Der unwissenschaftliche Begriff „Konsens“ taucht in dem Kapitel „Wie Wissenschaft funktioniert“ über 70 mal auf. Das Schlüsselwort „Debatte“ kommt gegen Ende des Buches lediglich viermal vor. Ironischerweise handelt es sich bei einer dieser Stellen um die Aussage: „In der Wissenschaft ziehen sich Debatten über wissenschaftliche Beweise in der Regel über viele Jahre hin…“. Max Planck hat es sehr treffend formuliert: „Deine Ideen werden (erst) akzeptiert, wenn deine Studenten Herausgeber von Fachzeitschriften werden.“ Die Debatte in der Klimawissenschaft dauert sogar noch länger, so dass die Behauptung eines Konsens‘ völlig falsch ist.
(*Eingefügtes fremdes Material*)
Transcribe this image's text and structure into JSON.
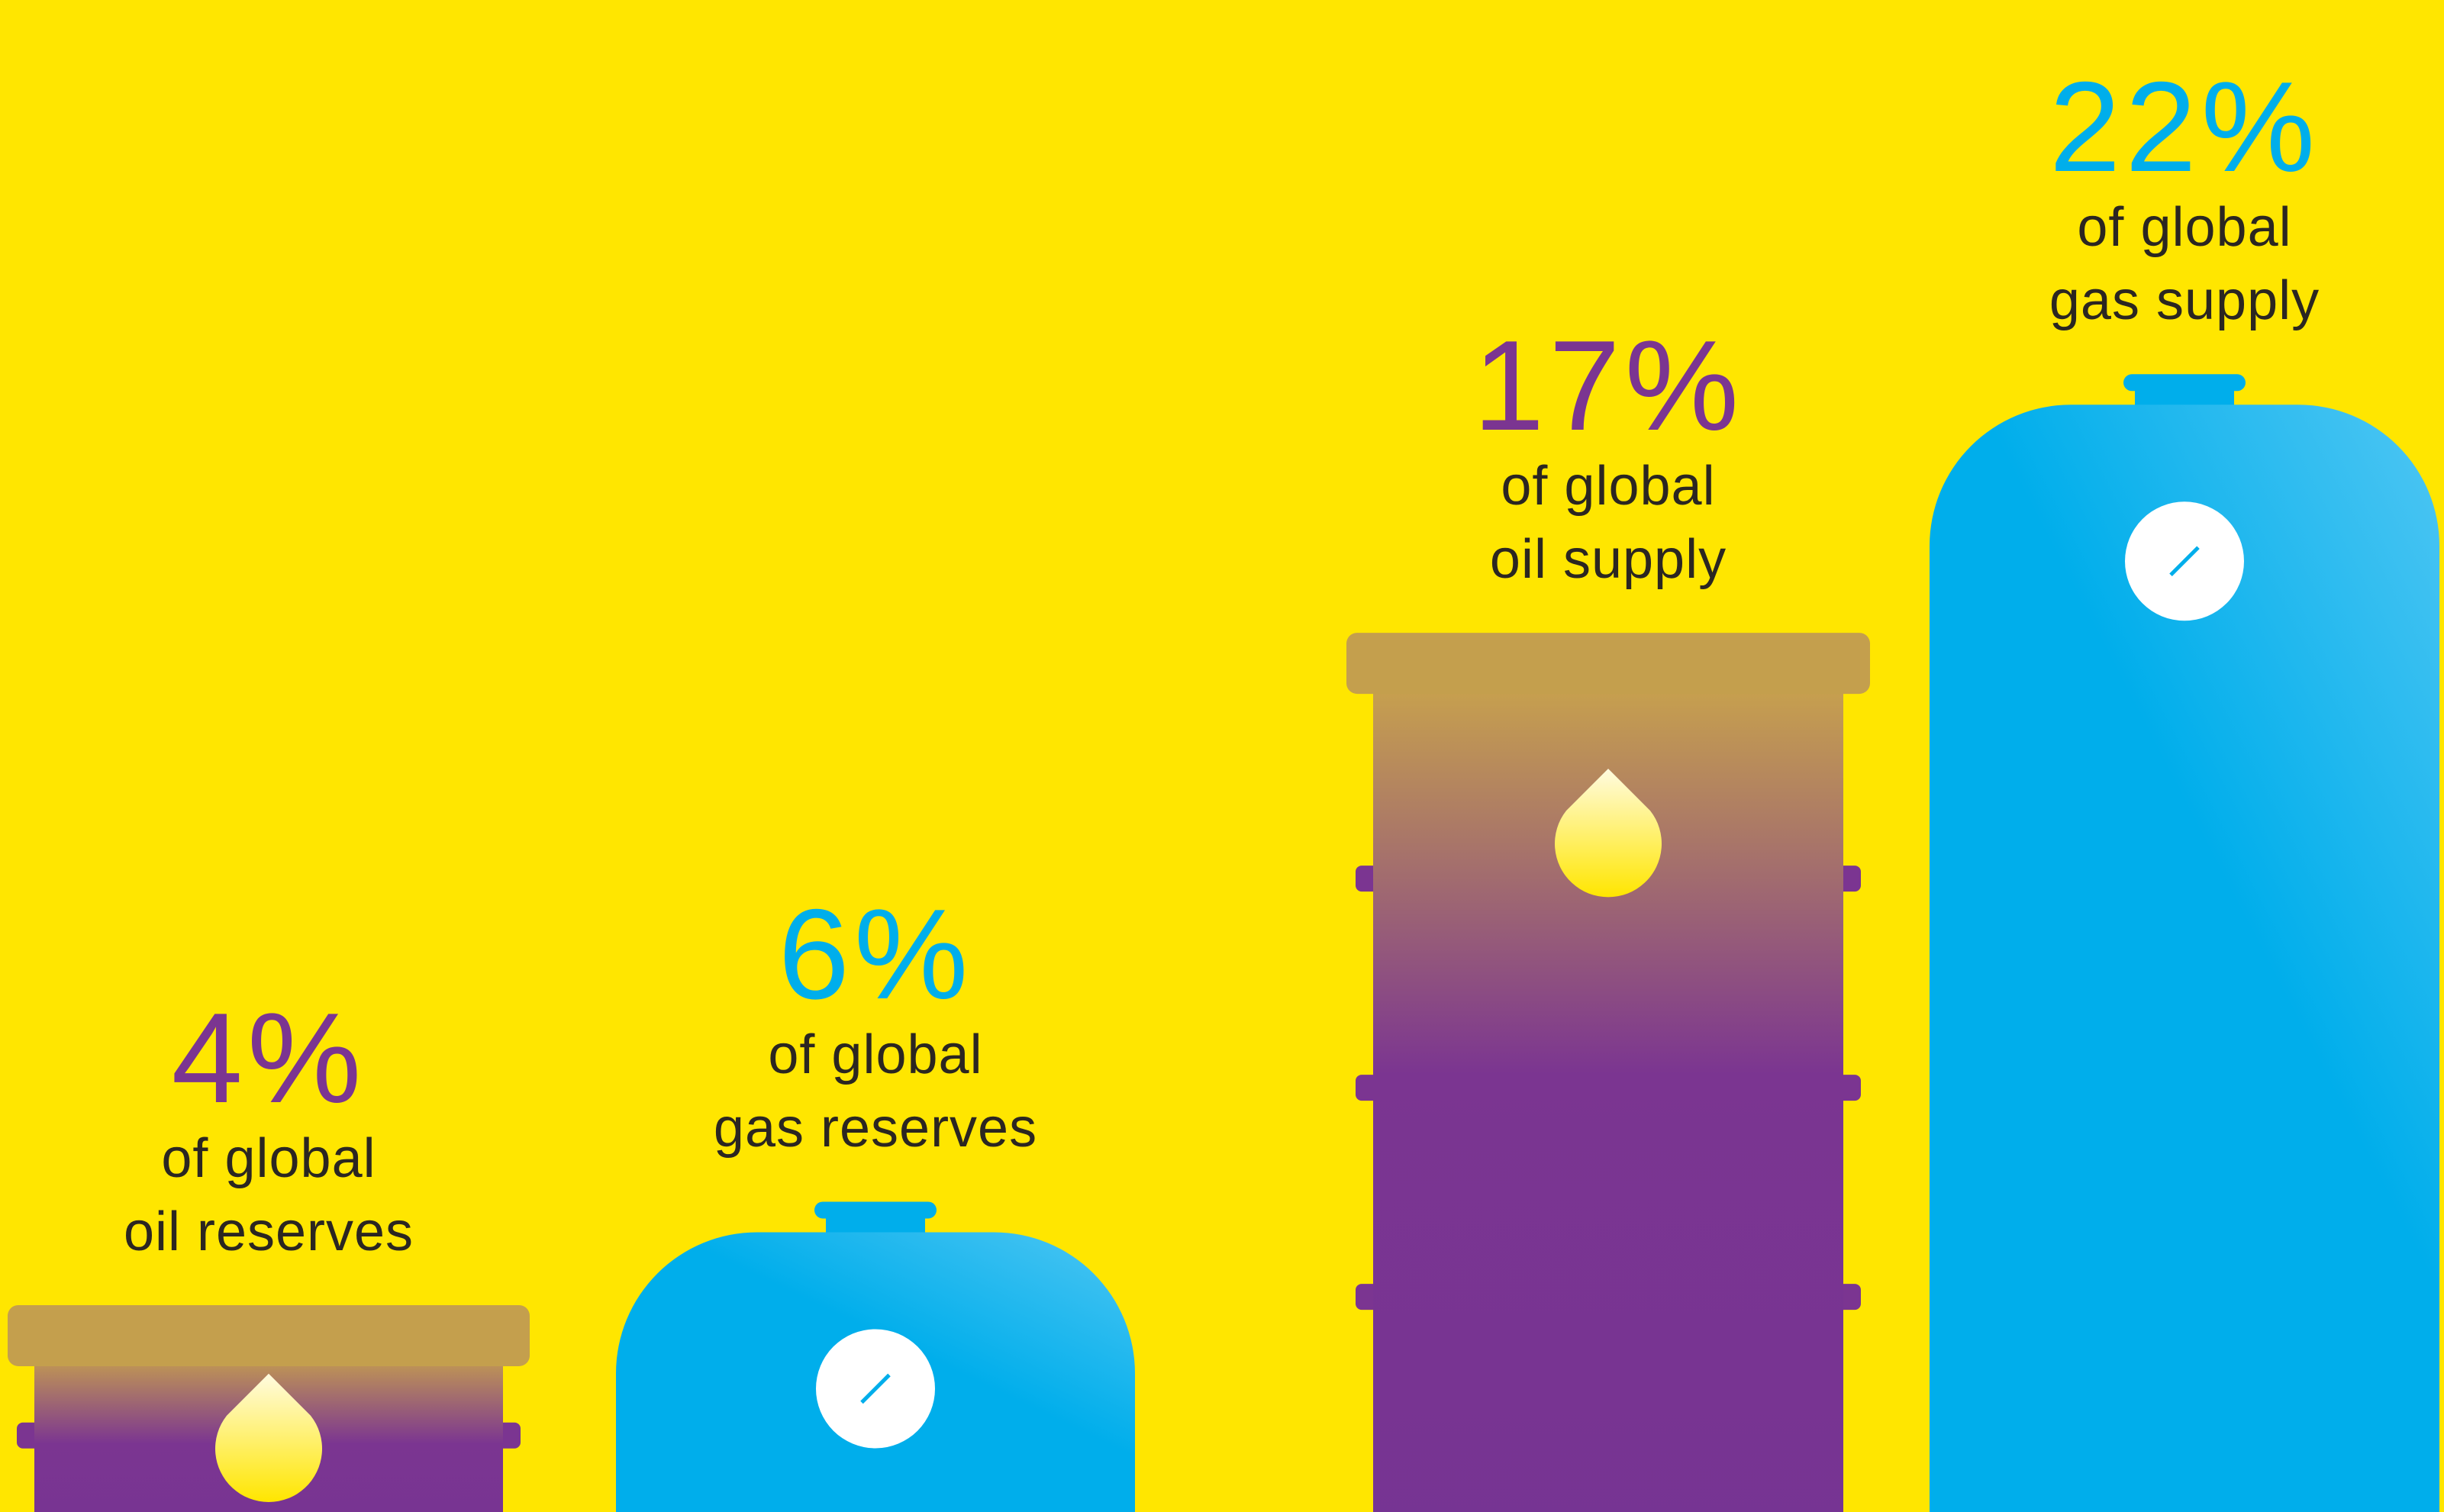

Dieses Kapitel über „Wie Wissenschaft funktioniert“ ist im Grunde ein irreführender Versuch, die falsche Behauptung zu verbreiten, es gebe einen Konsens, der den Klimaalarmismus stütze. Als solches handelt es sich um politische Interessenvertretung und nicht um fundierte juristische Orientierung. Das Kapitel sollte entfernt werden, so wie auch das Kapitel zur Interessenvertretung in der Klimawissenschaft entfernt worden ist.